Now, this will not happen without a considerable and consistent effort on our part. Fortunately today, there are a huge number of places to go to get help with finding additional information about your family. It may take a trip to Italy, as related by President Packer, but the information is there waiting for us to begin. When you reach the edge of the chasm, start building the bridge. Here are a few bridge building steps:

Step One: Reach out to a wider ring of family members.
Try to find the oldest members of your immediate family. Even if these people are distant cousins, they may have valuable memories about your own family that will help you in your search. Look for photos, books about your family and stories that might help you understand more about your family origins.

Step Two: Seek help from a local FamilySearch Center
There are over 4600 FamilySearch Centers (also called Family History Centers) around the world. Even if the one near you is only open a few hours a week, there are still going to be people associated with that FamilySearch Center who have learned something about researching families in your area. You can find a FamilySearch Center by visiting and clicking on the Get Help link in the upper right-hand corner of the startup page, then clicking on the Visit Us link. This will take you to a search page where you can find the nearest FamilySearch Center on a map.

Step Three: Do not become discouraged
You will find that there are a huge number of classes, instructions, videos, webinars and other instructional helps online and available around the world if you just look. Take time to learn about how to find your family. Do not assume that it will be easy or fun. It may turn out to be hard work, but you will be successful. As President Packer has said,
Family history work has the power to do something for the dead. It has an equal power to do something to the living. Family history work of Church members has a refining, spiritualizing, tempering influence on those who are engaged in it. They understand that they are tying their family together, their living family here with those who have gone before.

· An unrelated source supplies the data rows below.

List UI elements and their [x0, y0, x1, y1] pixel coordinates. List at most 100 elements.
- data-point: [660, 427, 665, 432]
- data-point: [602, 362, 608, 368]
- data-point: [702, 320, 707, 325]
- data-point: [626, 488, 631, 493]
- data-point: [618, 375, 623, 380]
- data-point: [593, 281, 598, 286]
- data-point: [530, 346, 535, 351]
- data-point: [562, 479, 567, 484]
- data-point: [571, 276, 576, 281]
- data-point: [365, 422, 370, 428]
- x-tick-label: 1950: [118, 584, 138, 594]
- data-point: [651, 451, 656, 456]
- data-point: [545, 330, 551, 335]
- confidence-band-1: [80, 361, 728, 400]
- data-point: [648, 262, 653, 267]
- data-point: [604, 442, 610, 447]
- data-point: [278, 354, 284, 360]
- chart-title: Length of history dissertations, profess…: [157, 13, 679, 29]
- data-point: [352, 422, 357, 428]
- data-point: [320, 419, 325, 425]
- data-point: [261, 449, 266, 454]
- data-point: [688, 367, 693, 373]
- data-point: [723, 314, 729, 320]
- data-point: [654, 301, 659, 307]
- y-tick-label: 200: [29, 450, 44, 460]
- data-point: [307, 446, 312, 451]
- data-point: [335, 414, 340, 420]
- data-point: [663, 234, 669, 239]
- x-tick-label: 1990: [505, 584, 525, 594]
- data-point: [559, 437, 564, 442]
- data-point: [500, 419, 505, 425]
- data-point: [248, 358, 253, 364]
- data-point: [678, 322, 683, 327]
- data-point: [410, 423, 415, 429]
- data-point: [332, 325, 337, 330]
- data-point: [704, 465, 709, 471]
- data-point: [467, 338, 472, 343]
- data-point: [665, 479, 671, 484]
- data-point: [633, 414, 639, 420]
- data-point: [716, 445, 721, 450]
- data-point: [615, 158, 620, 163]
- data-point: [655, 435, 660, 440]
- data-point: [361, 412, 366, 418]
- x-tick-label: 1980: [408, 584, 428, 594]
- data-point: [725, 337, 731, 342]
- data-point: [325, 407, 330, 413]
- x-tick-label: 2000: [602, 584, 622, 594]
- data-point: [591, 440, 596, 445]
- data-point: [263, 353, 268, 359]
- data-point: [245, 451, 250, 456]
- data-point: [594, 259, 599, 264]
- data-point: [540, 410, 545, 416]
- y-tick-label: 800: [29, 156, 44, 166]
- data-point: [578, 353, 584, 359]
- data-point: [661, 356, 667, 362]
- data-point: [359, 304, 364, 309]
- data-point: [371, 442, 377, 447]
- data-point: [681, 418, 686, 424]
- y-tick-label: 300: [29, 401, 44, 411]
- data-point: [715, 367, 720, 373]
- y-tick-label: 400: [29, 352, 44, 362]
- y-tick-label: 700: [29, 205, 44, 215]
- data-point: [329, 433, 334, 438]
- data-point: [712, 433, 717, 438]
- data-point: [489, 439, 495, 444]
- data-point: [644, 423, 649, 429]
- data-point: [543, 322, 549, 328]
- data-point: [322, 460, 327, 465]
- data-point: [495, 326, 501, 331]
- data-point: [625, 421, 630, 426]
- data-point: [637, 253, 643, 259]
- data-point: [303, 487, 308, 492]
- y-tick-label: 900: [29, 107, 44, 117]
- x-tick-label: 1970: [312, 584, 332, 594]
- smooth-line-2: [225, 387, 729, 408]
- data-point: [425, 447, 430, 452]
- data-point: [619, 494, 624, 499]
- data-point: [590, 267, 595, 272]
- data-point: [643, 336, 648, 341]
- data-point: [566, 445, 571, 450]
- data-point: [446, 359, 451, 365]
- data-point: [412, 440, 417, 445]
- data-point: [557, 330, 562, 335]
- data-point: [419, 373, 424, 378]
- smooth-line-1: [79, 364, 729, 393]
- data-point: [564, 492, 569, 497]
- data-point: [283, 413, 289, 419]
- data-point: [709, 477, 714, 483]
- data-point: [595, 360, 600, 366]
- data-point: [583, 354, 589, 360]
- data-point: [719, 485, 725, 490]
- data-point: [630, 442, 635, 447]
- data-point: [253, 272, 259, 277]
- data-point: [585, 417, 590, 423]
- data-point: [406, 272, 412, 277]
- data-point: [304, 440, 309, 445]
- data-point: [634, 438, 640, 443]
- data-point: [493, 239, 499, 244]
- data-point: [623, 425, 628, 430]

Family history work in one sense would justify itself even if one were not successful in clearing names for temple work. The process of searching, the means of going after those names, would be worth all the effort you could invest. The reason: You cannot find names without knowing that they represent people. You begin to find out things about people. When we research our own lines we become interested in more than just names or the number of names going through the temple. Our interest turns our hearts to our fathers—we seek to find them and to know them and to serve them.

In doing so we store up treasures in heaven.